Cerro Dragon & Eden Islet
We woke up in yet another new location: the northeastern-most corner of Santa Cruz Island. The sea around us was flat calm, so every ripple caught the eye. During breakfast something large made a huge splash; never found out what. The mystery of the ocean inhabitants keeps us alert and attentive, wanting to know more, wanting to see more.
But before entering the water, we visited land, an area known as Cerro Dragon. This place is known for the large, yellow-orange land iguanas endemic to Galápagos. This rainy season has been heavier than normal, and the vegetation is lush and tall, making finding ground-dwelling reptiles a tad tricky, or so we thought. Fortunately we had some sharp-eyed hikers along and had some exceptional views of these endangered and vulnerable iguanas hiding under shrubs and in the thigh-high grass.
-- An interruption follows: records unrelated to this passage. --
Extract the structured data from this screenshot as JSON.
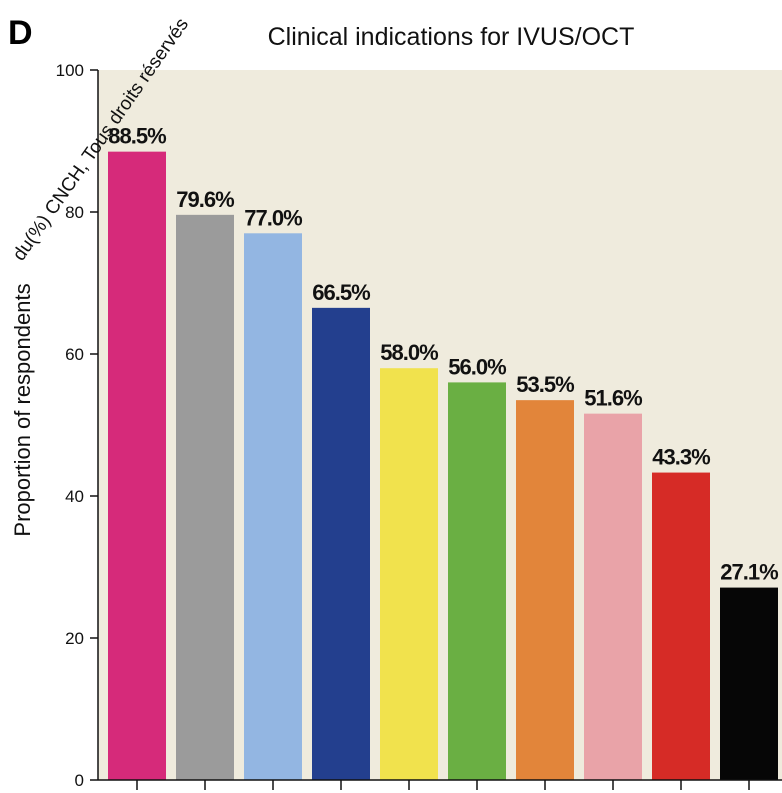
{
  "panel_letter": "D",
  "watermark": "du(%) CNCH, Tous droits réservés",
  "chart_data": {
    "type": "bar",
    "title": "Clinical indications for IVUS/OCT",
    "xlabel": "",
    "ylabel": "Proportion of respondents",
    "ylim": [
      0,
      100
    ],
    "yticks": [
      0,
      20,
      40,
      60,
      80,
      100
    ],
    "grid": false,
    "plot_background": "#efebdd",
    "values": [
      88.5,
      79.6,
      77.0,
      66.5,
      58.0,
      56.0,
      53.5,
      51.6,
      43.3,
      27.1
    ],
    "data_labels": [
      "88.5%",
      "79.6%",
      "77.0%",
      "66.5%",
      "58.0%",
      "56.0%",
      "53.5%",
      "51.6%",
      "43.3%",
      "27.1%"
    ],
    "colors": [
      "#d62a7a",
      "#9b9b9b",
      "#93b6e2",
      "#233f8e",
      "#f1e24d",
      "#6aaf43",
      "#e2853a",
      "#e9a3a8",
      "#d62b26",
      "#060606"
    ]
  }
}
Twice my group found them actually in the trail – understandably the easiest path to follow from A to B! The endemic Gossypium darwini, or Darwin’s cotton, had blooms galore; common stilts and pintail ducks were found in the lagoon; the Palo Santo trees smelled delicious, as they should, also being called incense trees.
By the time we made it back to the ship, the majority were more than ready to go snorkeling – anything to cool down! The Zodiacs dropped us off into the deep waters around the Guy Fawkes Islets, about a mile off-shore the main island of Santa Cruz. That turned out to be a big success, with clear water, a white-tipped reef shark (or two), green sea turtle, spotted eagle ray and schools of the beautiful steel pompanos which visit Galápagos only when the waters are warm.
The afternoon has us spending time around Eden Islet further to the west, also off the main island of Santa Cruz. Zodiac tours saw Nazca boobies, blue-footed boobies, marine iguanas and a school of large mustard rays near the surface, who very kindly let us view them from every which way around the boat so all got great views. Afternoon snorkelers got a treat when two octopi were sighted, flashing colors at each other; more sharks were spotted and large schools of the endemic salemas flowed past.
Just before sunset the National Geographic Endeavour had sailed east to circumnavigate the small island of Daphne Major. Renowned in the scientific world for the research on Darwin’s finches, this study being carried out by Peter and Rosemary Grant is still on-going after more than 30 years! In fact as we made our way around the island, Peter and Rosemary themselves waved back in response to our salutations; obviously this year they have arrived themselves to see what is happening on the islands, rather than sending a graduate student instead.
Unexpectedly, the sky remained clear after sunset, so one of our naturalists, Walter, got the laser pointer and from the bow of the ship pointed out the predominant stars in this equatorial region. This time of year, one cannot depend on having clear skies at any time, so we took advantage of this little gift before recap and dinner. On the equator, the sun rises and sets very close to six o’clock, so it got dark quickly, and soon enough everyone was out on deck under a very starry night. What a great finale to a full day.